Proof of stake – an unexpected catalyst for the next crypto bubble - exanimo_sai
https://4thquadrant.io/business-model2/the-catalyst-for-the-next-speculative-crypto-bubble/
======
mratsim
The article is both assuming knowledge of how blockchain work but also seems
to stem from poor comprehension of how blockchain work.

For example at no point are consensus algorithms challenge explained (protect
against attacks by having the attacker expense a rare resource).

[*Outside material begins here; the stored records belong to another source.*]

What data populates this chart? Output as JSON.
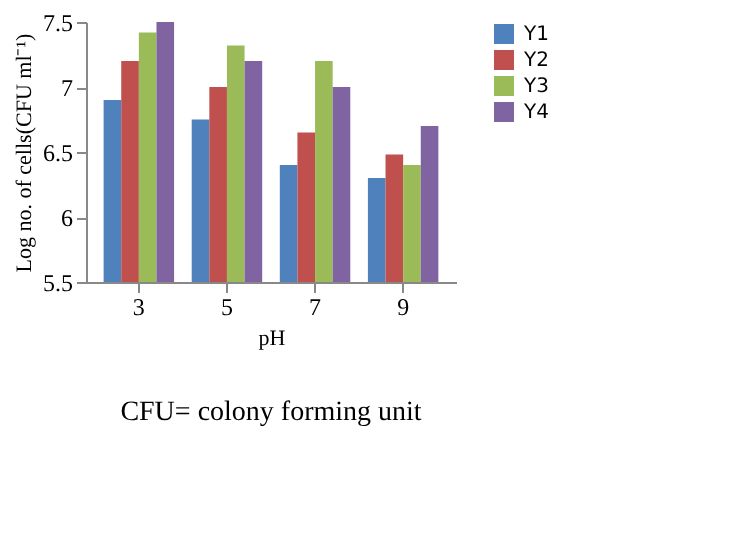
{
  "chart_data": {
    "type": "bar",
    "xlabel": "pH",
    "ylabel": "Log no. of cells(CFU ml⁻¹)",
    "categories": [
      "3",
      "5",
      "7",
      "9"
    ],
    "series": [
      {
        "name": "Y1",
        "color": "#4f81bd",
        "values": [
          6.9,
          6.75,
          6.4,
          6.3
        ]
      },
      {
        "name": "Y2",
        "color": "#c0504d",
        "values": [
          7.2,
          7.0,
          6.65,
          6.48
        ]
      },
      {
        "name": "Y3",
        "color": "#9bbb59",
        "values": [
          7.42,
          7.32,
          7.2,
          6.4
        ]
      },
      {
        "name": "Y4",
        "color": "#8064a2",
        "values": [
          7.5,
          7.2,
          7.0,
          6.7
        ]
      }
    ],
    "ylim": [
      5.5,
      7.5
    ],
    "yticks": [
      5.5,
      6,
      6.5,
      7,
      7.5
    ],
    "grid": false,
    "legend": "right",
    "annotations": [
      "CFU= colony forming unit"
    ]
  }
}
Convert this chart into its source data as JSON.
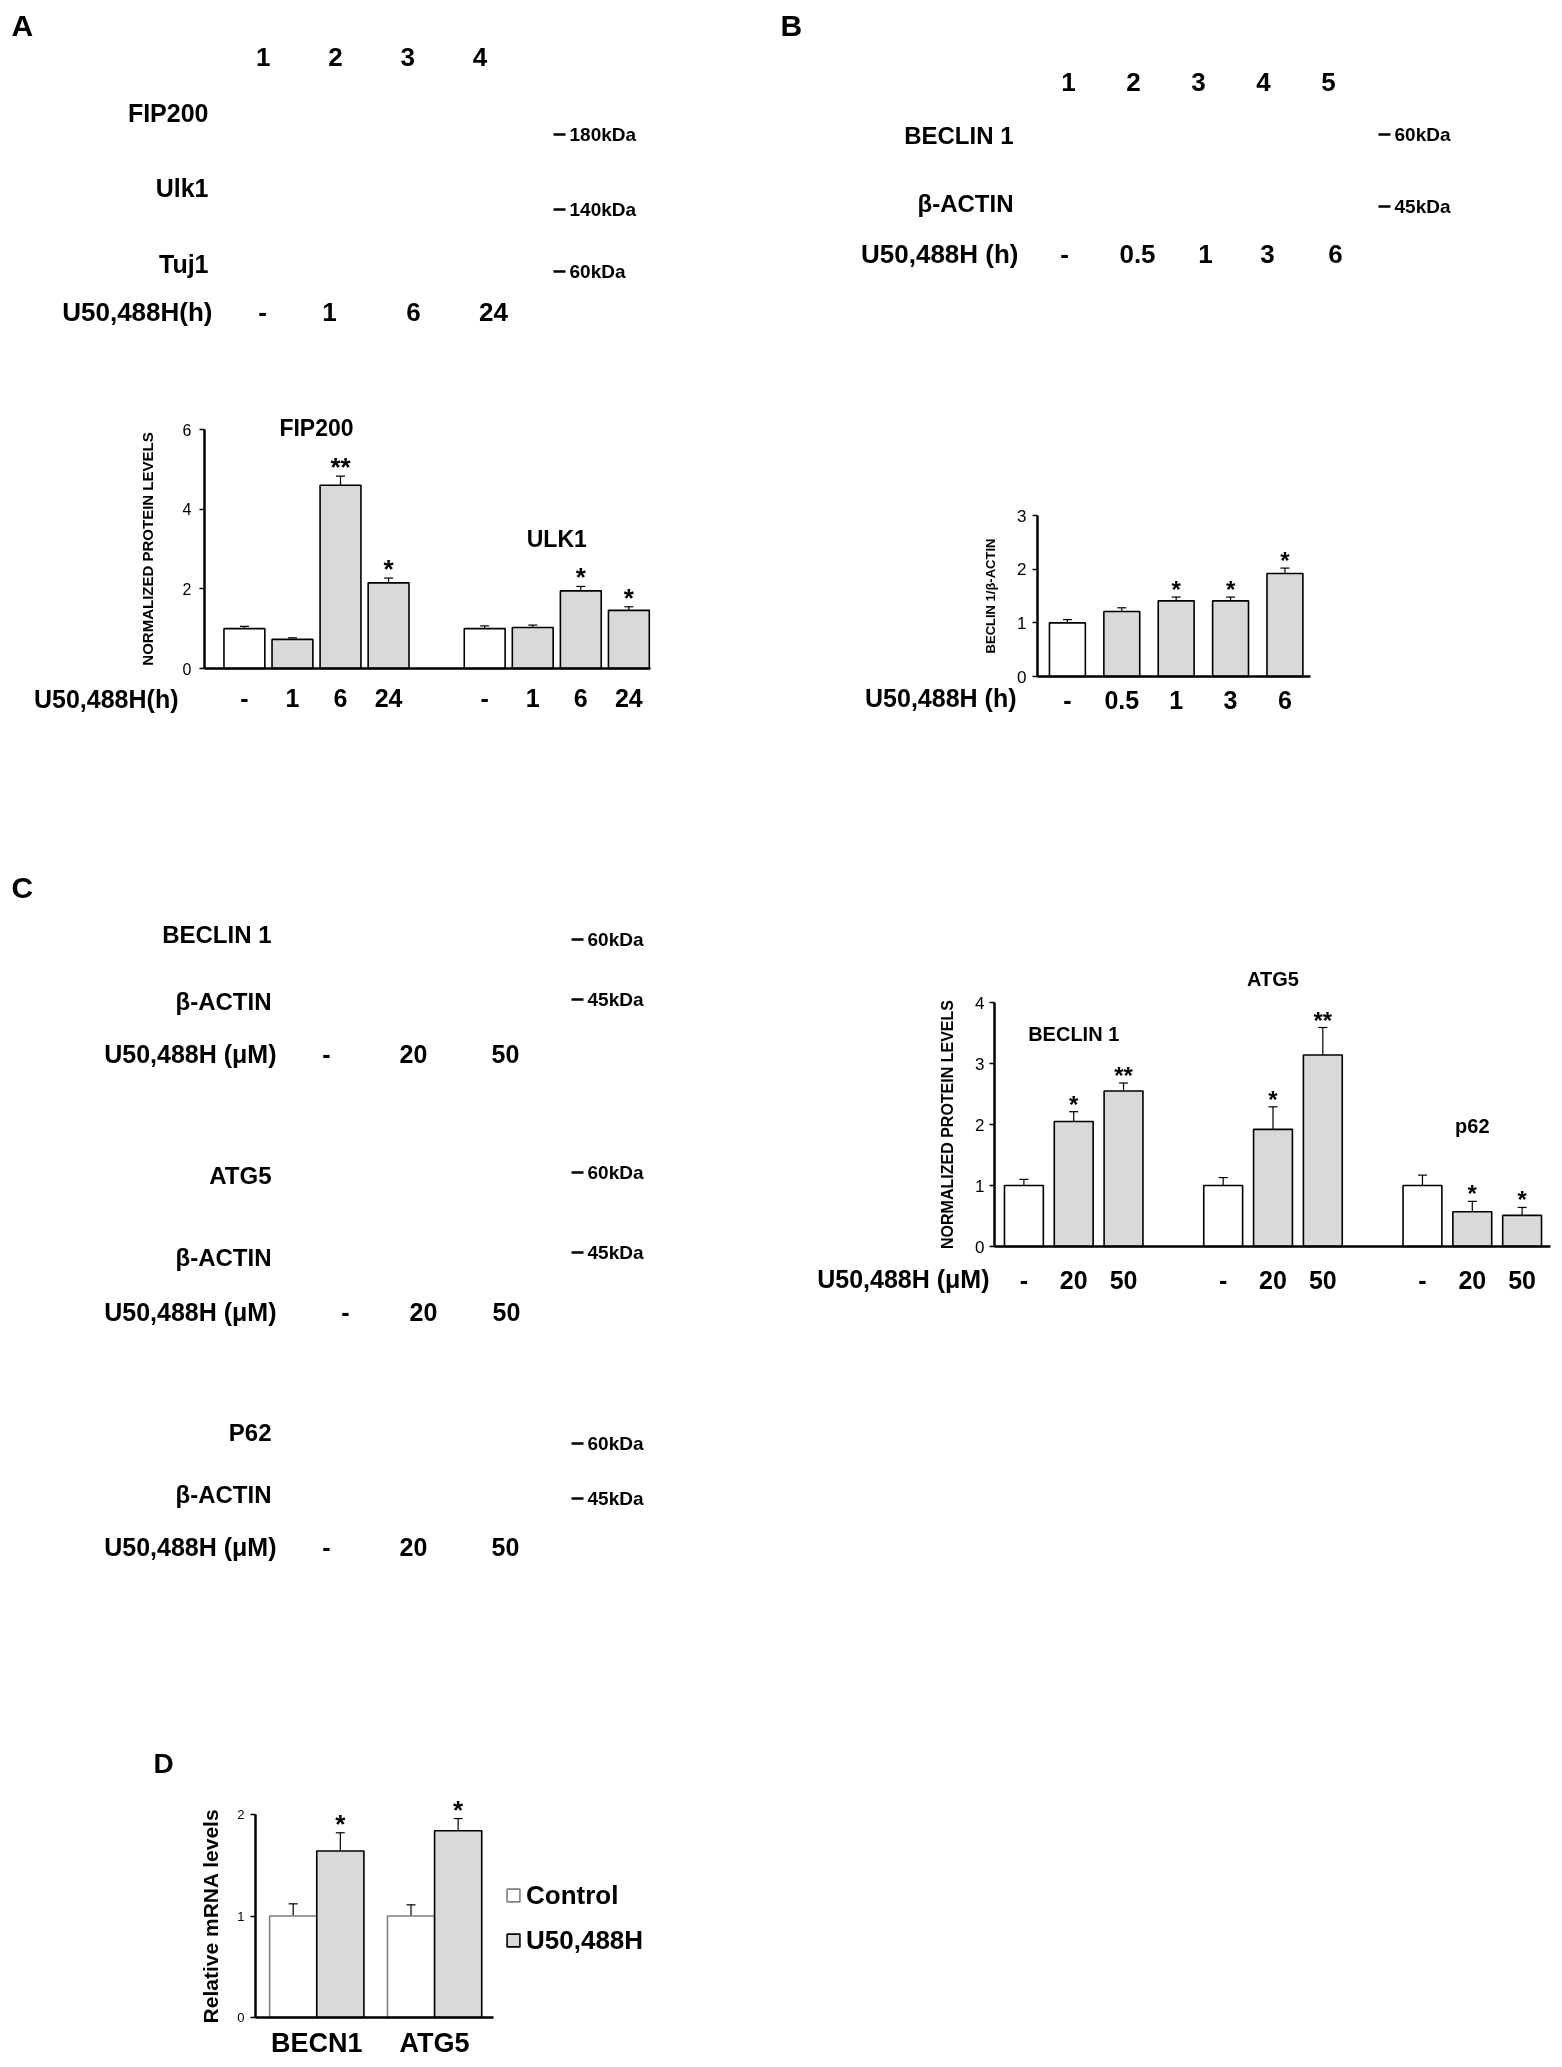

Furthermore, Proof-of-Work is associated with potential gain (if you don't do
PoW due to no network for example you gain nothing i.e. opportunity loss)
while Proof-of-Stake is associated with potential losses (if you do nothing,
your stake is slashed, i.e. you actually lose something). This is contrary to

    
    
        Yields on a Proof-of-Stake network represents a passive income avenue for a spectrum of individual/retail investors all the way to institutional players. This differs from the Proof-of-Work mechanism, most popularly represented by Bitcoin, which consumes electricity (mining) to secure the ledger. [...] a chicken and egg problem perhaps sped along by the more consistent rewards associated with Proof-of-Stake.
    

i.e. You lock your stake to secure the ledger (can't use it to earn on higher
yield/risk products), it's also for security first and not for earning and
lastly, the rewards are not that consistent either as you can lose your stake
while in PoW you may lose electricity but you don't lose your investment in
mining equipment

------
carterklein13
> providing yields for no inherent value due to lack of use case, appears more
> like a Ponzi scheme than investment in a nascent technology.

I think people are trying to assign a narrative to DeFi and its use cases,
when buy and large it's nothing more than a new financial instrument. Calling
it a Ponzi scheme or trying to attribute its longterm benefits are both, in my
opinion, meaningless because for the time being there is a purpose (being a
financial instrument) that it's serving.